NYの築200年以上の建築物の廃材(よって材料費はタダ)を、ギターとして蘇らせることに情熱を燃やす職人リックの店の物語。「42 Carmine Street」でググれば 、ストリートビューで見ることができるが、平凡な通りに面した小さな店に見える。

アコースティック・ギターも多数あるようだが、映画では話はエレキに集中する。さすがにネック部分は普通にきれいに仕上げてあるが、ボディはまさに廃材というものも散見する。材の継ぎ目あり、節や模様あり、表面にはキズや凹凸あり・・・。
ピックアップがたった一つのものもあった。また、弟子のシンディは、元グラフィックアーティストのようで、焦がして絵を焼き付けるなど、自由なギターが手作りで生まれている店だ。

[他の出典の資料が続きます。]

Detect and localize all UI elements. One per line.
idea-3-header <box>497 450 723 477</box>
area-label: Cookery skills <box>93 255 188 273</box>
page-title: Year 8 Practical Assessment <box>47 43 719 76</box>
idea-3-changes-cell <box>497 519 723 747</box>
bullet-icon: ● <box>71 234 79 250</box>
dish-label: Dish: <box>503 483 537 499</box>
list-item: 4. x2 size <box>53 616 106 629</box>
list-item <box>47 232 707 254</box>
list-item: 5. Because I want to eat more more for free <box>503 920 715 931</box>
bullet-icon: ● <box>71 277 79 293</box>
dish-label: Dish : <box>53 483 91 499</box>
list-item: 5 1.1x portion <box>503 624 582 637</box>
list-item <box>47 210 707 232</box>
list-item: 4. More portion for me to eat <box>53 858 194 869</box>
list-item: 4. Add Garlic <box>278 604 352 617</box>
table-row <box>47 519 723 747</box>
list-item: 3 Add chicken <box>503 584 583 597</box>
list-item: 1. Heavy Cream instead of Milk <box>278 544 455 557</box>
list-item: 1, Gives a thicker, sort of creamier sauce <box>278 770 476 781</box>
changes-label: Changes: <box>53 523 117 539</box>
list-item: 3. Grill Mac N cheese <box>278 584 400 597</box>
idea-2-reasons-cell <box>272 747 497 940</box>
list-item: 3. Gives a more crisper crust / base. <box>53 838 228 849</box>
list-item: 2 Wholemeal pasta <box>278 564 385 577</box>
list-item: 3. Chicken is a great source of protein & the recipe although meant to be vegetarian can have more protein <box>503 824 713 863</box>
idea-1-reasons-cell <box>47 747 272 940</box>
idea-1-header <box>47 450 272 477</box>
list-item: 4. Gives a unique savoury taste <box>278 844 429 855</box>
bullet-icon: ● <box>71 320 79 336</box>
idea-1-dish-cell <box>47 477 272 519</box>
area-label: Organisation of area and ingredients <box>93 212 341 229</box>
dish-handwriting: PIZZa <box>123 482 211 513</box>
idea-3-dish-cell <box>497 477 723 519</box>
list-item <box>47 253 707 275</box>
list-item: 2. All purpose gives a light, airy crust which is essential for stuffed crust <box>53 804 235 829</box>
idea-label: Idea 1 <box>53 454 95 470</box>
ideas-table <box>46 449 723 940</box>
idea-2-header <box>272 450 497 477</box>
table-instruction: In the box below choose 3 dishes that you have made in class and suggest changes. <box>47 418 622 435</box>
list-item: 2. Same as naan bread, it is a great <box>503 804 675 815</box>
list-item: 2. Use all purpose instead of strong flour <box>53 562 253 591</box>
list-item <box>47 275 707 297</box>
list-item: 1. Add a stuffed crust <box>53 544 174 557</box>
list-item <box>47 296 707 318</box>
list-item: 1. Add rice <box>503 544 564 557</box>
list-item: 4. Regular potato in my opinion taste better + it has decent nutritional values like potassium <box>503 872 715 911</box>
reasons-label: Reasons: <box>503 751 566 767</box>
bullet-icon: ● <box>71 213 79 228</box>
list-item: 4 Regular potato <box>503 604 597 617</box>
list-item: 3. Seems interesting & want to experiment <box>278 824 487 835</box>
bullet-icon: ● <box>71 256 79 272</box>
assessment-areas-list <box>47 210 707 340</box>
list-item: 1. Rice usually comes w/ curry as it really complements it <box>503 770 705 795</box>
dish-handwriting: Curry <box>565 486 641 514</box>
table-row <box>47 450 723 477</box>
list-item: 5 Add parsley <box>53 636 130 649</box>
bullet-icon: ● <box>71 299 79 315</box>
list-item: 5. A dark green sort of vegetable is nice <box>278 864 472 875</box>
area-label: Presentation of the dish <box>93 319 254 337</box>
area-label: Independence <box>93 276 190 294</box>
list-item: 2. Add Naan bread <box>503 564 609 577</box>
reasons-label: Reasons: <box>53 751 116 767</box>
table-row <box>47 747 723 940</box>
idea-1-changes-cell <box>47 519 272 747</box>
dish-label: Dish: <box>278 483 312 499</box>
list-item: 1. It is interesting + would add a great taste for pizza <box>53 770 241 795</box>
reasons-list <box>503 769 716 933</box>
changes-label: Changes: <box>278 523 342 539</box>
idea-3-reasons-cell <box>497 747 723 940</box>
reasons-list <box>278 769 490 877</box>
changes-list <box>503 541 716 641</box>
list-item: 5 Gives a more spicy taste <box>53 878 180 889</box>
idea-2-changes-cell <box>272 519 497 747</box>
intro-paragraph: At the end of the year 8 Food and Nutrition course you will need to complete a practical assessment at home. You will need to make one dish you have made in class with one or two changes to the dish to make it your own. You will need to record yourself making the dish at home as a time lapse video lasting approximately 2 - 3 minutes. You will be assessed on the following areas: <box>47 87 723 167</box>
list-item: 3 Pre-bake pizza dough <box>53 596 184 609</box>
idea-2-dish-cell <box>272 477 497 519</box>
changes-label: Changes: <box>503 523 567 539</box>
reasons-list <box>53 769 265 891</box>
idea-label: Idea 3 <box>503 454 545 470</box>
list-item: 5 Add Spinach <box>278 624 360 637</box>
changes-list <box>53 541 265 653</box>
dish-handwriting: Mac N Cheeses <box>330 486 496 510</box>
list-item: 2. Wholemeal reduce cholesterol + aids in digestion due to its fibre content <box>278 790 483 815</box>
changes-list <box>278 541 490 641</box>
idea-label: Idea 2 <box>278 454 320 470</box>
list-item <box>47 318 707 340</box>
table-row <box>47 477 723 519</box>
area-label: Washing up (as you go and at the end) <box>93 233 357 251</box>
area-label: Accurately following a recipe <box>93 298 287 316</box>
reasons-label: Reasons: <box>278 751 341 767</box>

こういうギターは、エフェクトを抑えて、生の音をそのまま増幅し、いかにも材木で反響・共鳴しているといった感じの響きを堪能した方が良いように思われた。
音響学的には、決して優等生ではない異端児だろうが、要は、誰がどう弾くかである。名人が弾けば、独特の味わいを持つ「Great Vibration」を聞かせるのだ。

実際の制作過程はあまり映されず(ちょっと期待外れだった)、(事情通の人は別として)一般の鑑賞者には80分の長さは必要ない感じなので減点したが、観ていて、いや、聴いていて至福の時間であった。